1
votes

I'm writing a procedural macro which would accept a name of a trait and generate a newtype struct which stores an implementor of that trait (T) and implements the trait by using the implementation on T. In effect, this newtype structure isolates one trait of an object and "seals inside" the implementations for all other traits.

In order to work correctly, the macro needs to locate the trait in scope of the call site (which is easily done by referring to the trait the same way as the invocation does), generate a name for the newtype based on the trait name (in my case, Only{trait_name}, eg. OnlyDisplay), get a list of methods and associated functions/types/constants in the trait and implement them with self.{method_name}({parameters}) (for methods) or Self::{assoc_name} for associated members. This step is what confuses me: neither the Syn crate nor proc_macro provide methods for locating traits by their Idents and introspecting them afterwards.

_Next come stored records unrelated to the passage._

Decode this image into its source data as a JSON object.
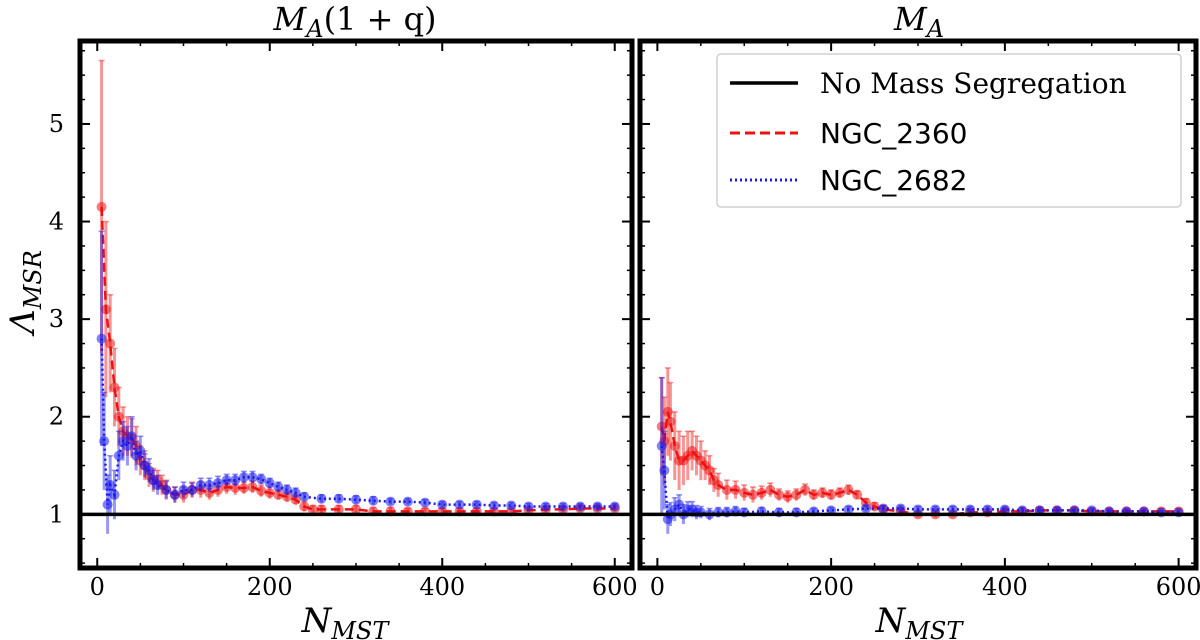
{
  "chart_data": [
    {
      "type": "line",
      "title_main": "M",
      "title_sub": "A",
      "title_suffix": "(1 + q)",
      "xlabel_main": "N",
      "xlabel_sub": "MST",
      "ylabel_main": "Λ",
      "ylabel_sub": "MSR",
      "xlim": [
        -20,
        620
      ],
      "ylim": [
        0.45,
        5.85
      ],
      "xticks": [
        0,
        200,
        400,
        600
      ],
      "yticks": [
        1,
        2,
        3,
        4,
        5
      ],
      "reference_line": {
        "name": "No Mass Segregation",
        "y": 1.0
      },
      "series": [
        {
          "name": "NGC_2360",
          "x": [
            5,
            10,
            15,
            20,
            25,
            30,
            35,
            40,
            45,
            50,
            55,
            60,
            65,
            70,
            75,
            80,
            90,
            100,
            110,
            120,
            130,
            140,
            150,
            160,
            170,
            180,
            190,
            200,
            210,
            220,
            230,
            240,
            250,
            260,
            280,
            300,
            320,
            340,
            360,
            380,
            400,
            420,
            440,
            460,
            480,
            500,
            520,
            540,
            560,
            580,
            600
          ],
          "y": [
            4.15,
            3.1,
            2.75,
            2.3,
            2.0,
            1.85,
            1.8,
            1.78,
            1.7,
            1.55,
            1.5,
            1.4,
            1.35,
            1.35,
            1.3,
            1.25,
            1.2,
            1.2,
            1.25,
            1.25,
            1.22,
            1.25,
            1.28,
            1.27,
            1.27,
            1.28,
            1.24,
            1.22,
            1.2,
            1.18,
            1.15,
            1.08,
            1.05,
            1.05,
            1.05,
            1.05,
            1.03,
            1.03,
            1.03,
            1.03,
            1.03,
            1.03,
            1.03,
            1.03,
            1.03,
            1.04,
            1.05,
            1.05,
            1.06,
            1.06,
            1.06
          ],
          "err": [
            1.5,
            0.9,
            0.5,
            0.4,
            0.3,
            0.25,
            0.2,
            0.2,
            0.2,
            0.15,
            0.15,
            0.12,
            0.12,
            0.1,
            0.1,
            0.1,
            0.08,
            0.08,
            0.08,
            0.08,
            0.07,
            0.07,
            0.07,
            0.07,
            0.06,
            0.06,
            0.06,
            0.06,
            0.05,
            0.05,
            0.05,
            0.05,
            0.04,
            0.04,
            0.04,
            0.04,
            0.04,
            0.04,
            0.03,
            0.03,
            0.03,
            0.03,
            0.03,
            0.03,
            0.03,
            0.03,
            0.03,
            0.03,
            0.03,
            0.03,
            0.03
          ]
        },
        {
          "name": "NGC_2682",
          "x": [
            5,
            8,
            12,
            15,
            20,
            25,
            30,
            35,
            40,
            45,
            50,
            55,
            60,
            65,
            70,
            80,
            90,
            100,
            110,
            120,
            130,
            140,
            150,
            160,
            170,
            180,
            190,
            200,
            210,
            220,
            230,
            240,
            260,
            280,
            300,
            320,
            340,
            360,
            380,
            400,
            420,
            440,
            460,
            480,
            500,
            520,
            540,
            560,
            580,
            600
          ],
          "y": [
            2.8,
            1.75,
            1.1,
            1.3,
            1.2,
            1.6,
            1.75,
            1.7,
            1.8,
            1.6,
            1.65,
            1.5,
            1.45,
            1.35,
            1.3,
            1.25,
            1.2,
            1.25,
            1.25,
            1.3,
            1.3,
            1.32,
            1.35,
            1.35,
            1.38,
            1.38,
            1.36,
            1.32,
            1.28,
            1.25,
            1.22,
            1.18,
            1.16,
            1.16,
            1.15,
            1.14,
            1.13,
            1.13,
            1.12,
            1.1,
            1.1,
            1.1,
            1.09,
            1.09,
            1.08,
            1.08,
            1.08,
            1.08,
            1.08,
            1.08
          ],
          "err": [
            1.1,
            0.5,
            0.3,
            0.3,
            0.25,
            0.25,
            0.2,
            0.2,
            0.2,
            0.15,
            0.15,
            0.12,
            0.12,
            0.1,
            0.1,
            0.09,
            0.08,
            0.08,
            0.07,
            0.07,
            0.07,
            0.07,
            0.06,
            0.06,
            0.06,
            0.06,
            0.05,
            0.05,
            0.05,
            0.05,
            0.05,
            0.04,
            0.04,
            0.04,
            0.04,
            0.04,
            0.03,
            0.03,
            0.03,
            0.03,
            0.03,
            0.03,
            0.03,
            0.03,
            0.03,
            0.03,
            0.03,
            0.03,
            0.03,
            0.03
          ]
        }
      ]
    },
    {
      "type": "line",
      "title_main": "M",
      "title_sub": "A",
      "title_suffix": "",
      "xlabel_main": "N",
      "xlabel_sub": "MST",
      "xlim": [
        -20,
        620
      ],
      "ylim": [
        0.45,
        5.85
      ],
      "xticks": [
        0,
        200,
        400,
        600
      ],
      "reference_line": {
        "name": "No Mass Segregation",
        "y": 1.0
      },
      "series": [
        {
          "name": "NGC_2360",
          "x": [
            5,
            8,
            12,
            15,
            20,
            25,
            30,
            35,
            40,
            45,
            50,
            55,
            60,
            65,
            70,
            80,
            90,
            100,
            110,
            120,
            130,
            140,
            150,
            160,
            170,
            180,
            190,
            200,
            210,
            220,
            230,
            240,
            250,
            260,
            280,
            300,
            320,
            340,
            360,
            380,
            400,
            420,
            440,
            460,
            480,
            500,
            520,
            540,
            560,
            580,
            600
          ],
          "y": [
            1.9,
            1.75,
            2.05,
            1.95,
            1.7,
            1.55,
            1.55,
            1.6,
            1.65,
            1.6,
            1.55,
            1.5,
            1.45,
            1.35,
            1.3,
            1.25,
            1.25,
            1.22,
            1.2,
            1.22,
            1.25,
            1.2,
            1.18,
            1.2,
            1.25,
            1.2,
            1.22,
            1.2,
            1.22,
            1.25,
            1.2,
            1.12,
            1.08,
            1.05,
            1.03,
            1.0,
            1.0,
            1.0,
            1.02,
            1.02,
            1.03,
            1.03,
            1.04,
            1.04,
            1.04,
            1.03,
            1.03,
            1.03,
            1.03,
            1.03,
            1.03
          ],
          "err": [
            0.5,
            0.45,
            0.45,
            0.4,
            0.35,
            0.3,
            0.25,
            0.25,
            0.2,
            0.2,
            0.2,
            0.15,
            0.15,
            0.12,
            0.12,
            0.1,
            0.09,
            0.08,
            0.08,
            0.07,
            0.07,
            0.06,
            0.06,
            0.06,
            0.06,
            0.05,
            0.05,
            0.05,
            0.05,
            0.05,
            0.04,
            0.04,
            0.04,
            0.04,
            0.04,
            0.03,
            0.03,
            0.03,
            0.03,
            0.03,
            0.03,
            0.03,
            0.03,
            0.03,
            0.03,
            0.03,
            0.03,
            0.03,
            0.03,
            0.03,
            0.03
          ]
        },
        {
          "name": "NGC_2682",
          "x": [
            5,
            8,
            12,
            15,
            20,
            25,
            30,
            35,
            40,
            45,
            50,
            60,
            70,
            80,
            90,
            100,
            120,
            140,
            160,
            180,
            200,
            220,
            240,
            260,
            280,
            300,
            320,
            340,
            360,
            380,
            400,
            420,
            440,
            460,
            480,
            500,
            520,
            540,
            560,
            580,
            600
          ],
          "y": [
            1.7,
            1.45,
            0.95,
            1.0,
            1.05,
            1.1,
            1.0,
            1.05,
            1.05,
            1.02,
            1.02,
            1.0,
            1.02,
            1.02,
            1.03,
            1.02,
            1.03,
            1.02,
            1.02,
            1.03,
            1.04,
            1.05,
            1.06,
            1.06,
            1.06,
            1.05,
            1.05,
            1.05,
            1.05,
            1.05,
            1.05,
            1.04,
            1.04,
            1.04,
            1.04,
            1.04,
            1.03,
            1.03,
            1.03,
            1.02,
            1.02
          ],
          "err": [
            0.7,
            0.4,
            0.15,
            0.12,
            0.12,
            0.1,
            0.1,
            0.08,
            0.08,
            0.07,
            0.06,
            0.06,
            0.05,
            0.05,
            0.05,
            0.04,
            0.04,
            0.04,
            0.04,
            0.03,
            0.03,
            0.03,
            0.03,
            0.03,
            0.03,
            0.03,
            0.03,
            0.03,
            0.03,
            0.03,
            0.03,
            0.03,
            0.03,
            0.03,
            0.02,
            0.02,
            0.02,
            0.02,
            0.02,
            0.02,
            0.02
          ]
        }
      ]
    }
  ],
  "legend": {
    "placement": "top-right",
    "entries": [
      "No Mass Segregation",
      "NGC_2360",
      "NGC_2682"
    ]
  },
  "colors": {
    "NGC_2360": "#ee1111",
    "NGC_2682": "#1a1aee",
    "reference": "#000000"
  }
}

So, how do I locate a trait by an Ident in the current scope and get a list of everything in its definition?

2

2 Answers

2
votes

Short answer: You can't. By the time a proc-macro is executed, all the compiler knows is the tokenization of the source; that is, it knows that the source parses. The compiler does not know anything about types, which idents refer to what and how to make sense of any of those.

You may want to update your question regarding what your intention is: What are you actually trying to accomplish?

1
votes

You can’t. Macros are expanded before any semantic analysis is done and names aren’t resolved at that point.

Your best bet would be to do something like serde’s remote attribute and repeat the trait definition.